As I write we’re enroute from Texas to Pagosa Springs for the summer, stopping tonight in New Mexico to visit the folks who gave us Vinny. By the way, check out Vinny’s new t-shirt, Texas T that is! Sue Lynn gave it to him “so he’ll always be a little bit Texan” – it even says “Vinny” on it – don’t know if you can see that. I took a photo of him in it at the rest stop we were at for lunch.
We had a great weekend in Beaumont, TX and visited with a lot of Savvy Club members and newcomers to Parelli. I love hearing your transformational stories and thanks for making me cry and then wanting a photo!! Our horses were super – Remmer is always wonderful for me – and Pat’s horses were spectacular when he rode one and had two others connected with him, one on each side. He also had his future star “Revlon” appear before a crowd for the first time, which she handled really well. Other highlights for me were Pat helping his son Caton get through his horse’s cantering issue in front of the crowd, the spotlights with some of Pat’s mastery students on Saturday, the Gold Summit connections on Monday, and the lessons with Pat and with me on Sunday!
Pat helped Barry, a young Texas cowboy who wants to train horses the natural way. He had a lovely, athletic palomino gelding that he has taken to Level 3 and competes on in roping, among other things. Pat helped him to slow down, to have some ‘silence between the notes’ which helps create music rather than just noise. So he started on the ground and then went on to riding, doing less to get more and helping his horse to put more weight on his hindquarters when going into the canter. Super stuff and Barry won all our hearts with the way he touched his horse and talked about him, apologizing for how he used to be… and how he chose Parelli because it was the only program that used Love, Language and Leadership to train horses. He said his wife talked him into applying for the lesson and having that experience and watching the weekend only deepened his belief in and respect for the program.
My lesson was with Lisa, who wanted help with being a better leader and whose Left Brain Introvert (LBI) had trailer loading issues. She would play with trailer all week, but after going somewhere he would not reload and people would end up helping and stuffing him in… which of course brought him back to square one again.
After starting with some leadership techniques, such as having a plan and directing Zone 1 better in the Touch It pattern and moving her horse’s feet before she moved her own, Lisa started looking pretty good! Then we went to the trailer and did some Touch It with Zone 1, 3 and 4. That was interesting and further improved Lisa’s technique. After that is was half circles around the trailer, and finally Yo-Yo’s in and out working on the thresholds: “come out… go in…. come out…. go in”.

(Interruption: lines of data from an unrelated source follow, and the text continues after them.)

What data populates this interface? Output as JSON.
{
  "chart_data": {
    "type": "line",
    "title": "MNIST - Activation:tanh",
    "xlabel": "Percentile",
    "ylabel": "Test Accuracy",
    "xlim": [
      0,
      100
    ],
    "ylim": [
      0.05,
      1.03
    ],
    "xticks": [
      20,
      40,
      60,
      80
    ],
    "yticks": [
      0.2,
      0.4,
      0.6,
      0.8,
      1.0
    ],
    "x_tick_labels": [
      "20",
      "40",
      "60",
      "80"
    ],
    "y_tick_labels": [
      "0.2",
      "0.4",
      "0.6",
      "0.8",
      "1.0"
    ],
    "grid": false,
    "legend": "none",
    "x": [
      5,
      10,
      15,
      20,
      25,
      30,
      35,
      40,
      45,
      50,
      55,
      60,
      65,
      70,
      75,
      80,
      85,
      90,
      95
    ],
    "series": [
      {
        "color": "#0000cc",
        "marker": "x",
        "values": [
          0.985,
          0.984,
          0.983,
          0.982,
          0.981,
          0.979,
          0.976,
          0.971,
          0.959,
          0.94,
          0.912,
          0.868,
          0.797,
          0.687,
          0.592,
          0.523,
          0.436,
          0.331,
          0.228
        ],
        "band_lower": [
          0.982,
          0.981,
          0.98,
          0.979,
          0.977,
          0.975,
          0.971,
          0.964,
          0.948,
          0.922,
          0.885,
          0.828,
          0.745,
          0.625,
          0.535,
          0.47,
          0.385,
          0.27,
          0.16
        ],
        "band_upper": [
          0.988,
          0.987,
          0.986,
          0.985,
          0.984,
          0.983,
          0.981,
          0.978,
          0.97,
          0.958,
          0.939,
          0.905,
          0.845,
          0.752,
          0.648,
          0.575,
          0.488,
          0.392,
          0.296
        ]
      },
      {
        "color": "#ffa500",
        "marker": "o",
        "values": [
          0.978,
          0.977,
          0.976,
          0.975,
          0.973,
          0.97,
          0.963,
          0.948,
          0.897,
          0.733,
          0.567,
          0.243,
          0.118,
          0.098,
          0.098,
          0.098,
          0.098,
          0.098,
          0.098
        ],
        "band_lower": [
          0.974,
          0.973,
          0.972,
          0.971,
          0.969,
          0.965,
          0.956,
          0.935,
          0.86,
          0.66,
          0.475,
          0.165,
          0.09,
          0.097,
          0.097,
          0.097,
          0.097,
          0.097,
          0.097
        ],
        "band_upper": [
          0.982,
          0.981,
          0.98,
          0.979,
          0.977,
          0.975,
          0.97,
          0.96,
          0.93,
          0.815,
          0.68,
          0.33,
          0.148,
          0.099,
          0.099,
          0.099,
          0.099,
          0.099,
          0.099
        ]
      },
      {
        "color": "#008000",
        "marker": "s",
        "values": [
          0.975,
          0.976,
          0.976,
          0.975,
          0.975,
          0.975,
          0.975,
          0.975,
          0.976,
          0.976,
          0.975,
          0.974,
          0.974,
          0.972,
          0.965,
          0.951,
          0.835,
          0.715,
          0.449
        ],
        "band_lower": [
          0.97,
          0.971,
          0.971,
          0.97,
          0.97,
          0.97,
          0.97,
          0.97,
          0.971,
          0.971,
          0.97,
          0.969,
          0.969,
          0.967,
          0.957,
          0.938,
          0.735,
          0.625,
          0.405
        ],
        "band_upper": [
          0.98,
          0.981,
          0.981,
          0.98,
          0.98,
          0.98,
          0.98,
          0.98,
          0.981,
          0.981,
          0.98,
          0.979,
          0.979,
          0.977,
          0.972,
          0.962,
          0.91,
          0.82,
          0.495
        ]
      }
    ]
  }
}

I stepped in at a couple of points to help with the timing, but Lisa was doing a great job. Buddy really was afraid, but being LBI it was hard for Lisa to read his fear. I explained that when unconfident, LBIs will go RBI first, and that he wasn’t being stubborn or defiant and that’s why he was still having trouble despite all her practice. He would go in out of obedience, but it really was not his idea and he was not confident. So we allowed him to set the pace and each time he reached a threshold we would bring him out and ask him to try again… and when he crossed it in even the smallest way, we would allow him to stay there for a little bit.
By the end of the session he was ‘in’ the trailer, but he was not yet ‘wanting’ to be in, so we reconvened after the show – a number of people stayed to watch – and things went really quickly then. Buddy was in the trailer within a few minutes and now we worked on thresholds going deeper inside (it was a long trailer!). We finished with Buddy standing confidently way deep inside and then played approach and retreat with the door until he was relaxed about that too.
Here are some of the BIGGIES that the audience ‘got’:
1. It has to be the horse’s idea to cross the threshold, don’t push him over it in any way or you destroy trust and confidence.
2. Making him uncomfortable outside of the trailer only causes a horse to load into the trailer to get away from that rather than having him really want to be in the trailer. That’s why we don’t use that approach. It certainly would not be using Love, Language and Leadership!
2. “The next move is his”. So once he’s at the threshold, we WAIT until he does something – either moves forwards or wants to come out again. And if he stays there too long, we bring him out and simply ask him to reapproach.
3. Never push him forwards once he’s stopped, you can only encourage his thoughts otherwise you are forcing the horse. The bottom line is that the horse has to be able to TRUST that you won’t push him “over the cliff”, that you will allow it to be his decision to go there. When you can do that, your horse will try his heart out for you. He will trust you and feel safe with you, and the effects will be felt in everything else you do with him too. Anyone can force a horse to get in, the real art is in helping him to develop the confidence to load himself. Such fun, I love this stuff.
4. It really, TRULY, is NOT ABOUT THE TRAILER! It’s all about the trust your horse has for you as his leader.
Our next event is in Oregon. I’m looking forward to seeing you there, meeting new horse lovers and seeing who we have for our lessons on Savvy Club Sunday.